[Image: Jasper National Park, courtesy of Parks Canada].
There’s an interesting article over at Highline Magazine about a lost hiker named George Joachim whose subsequent behavior in the landscape was so unexpected that he eluded discovery for ten days.
He was a “behavioral outlier,” we read, and his mathematically unpredictable actions forced a revision of the search algorithms used by Parks Canada for tracking human beings in the wild.
[Image: Jasper National Park, courtesy of Parks Canada].
From the story:
Parks Canada uses a statistical model to help predict where the lost person might be. The model uses data collected from similar lost person cases to learn the size and location of the search area. Combining the experience of the searchers and research on the lost person, the model then suggests the likelihood the person will be in various locations based on how previous people in their situation have behaved.
Joachim unintentionally misled searchers by listing his destination incorrectly in the climber’s registry, and then behaved so unlike other people previously have in his circumstance that he was repeatedly missed in the search. Parks Canada’s search and rescue community considers his case a valuable learning experience and have since tweaked search protocols to account for other behavioral outliers.
Put another way, this hiker exceeded the agent-based mathematical model used to track him. As a result, his searchers were forced to develop what the author calls the “Joachim profile,” a kind of makeshift simulation that, in theory, should have been able to predict where he’d pop up next.
The idea that human movement through the wilderness corresponds—or not, as the case may be—to a mathematical sorting algorithm is fascinating, especially when that model diverges so drastically from what a person really does out there.
In fact, it’s worth speculating that it is precisely in this divergence from accepted mathematical models of landscape use where we can find a truer or more “wild” experience of the terrain—as if certain activities can be so truly “wild” that no known algorithm is capable of describing them.
[Image: Jasper National Park, courtesy of Parks Canada].
In any case, it’s by no means the world’s most gripping story of human survival, but it’s a great example of human landscape expectations and the limits of abstract modeling.
Click over to Highline to read the whole thing.

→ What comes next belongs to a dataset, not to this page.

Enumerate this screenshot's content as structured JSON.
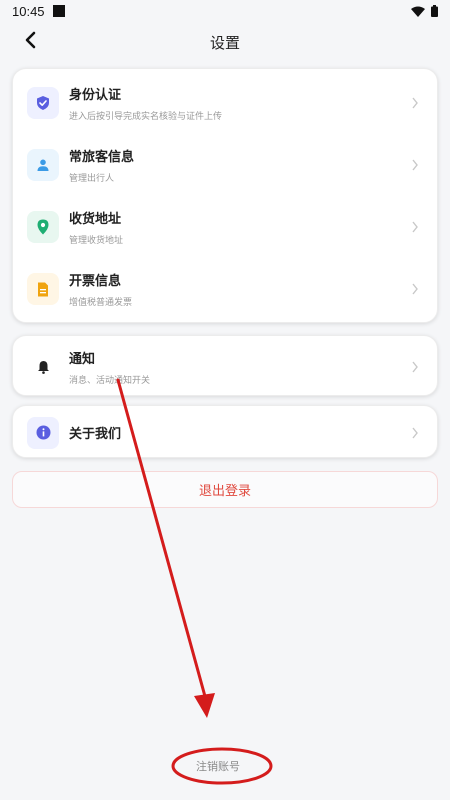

It's interesting to think that acting 'wild' in the wilderness, that is: acting in a truly random way, is something almost impossible for someone who lives or works there.
People who live in and use the wilderness are more likely to have a very careful rationale for everything they do, every movement and expenditure of energy would be carefully assessed, and therefore rational.
Whereas someone who is a product of civilization and therefore simply doesn't know what the fuck they are doing may therefore be the only reliable source of 'wild' movement.
Abstract modeling fails in this area because:
"A good predictive model requires a stable set of inputs with a predictable range of values that won't drift away from the training set."
http://www.john-foreman.com/blog/surviving-data-science-at-the-speed-of-hype
Modeling human behavior is difficult, because humans do not have a "predictable range" of behavior.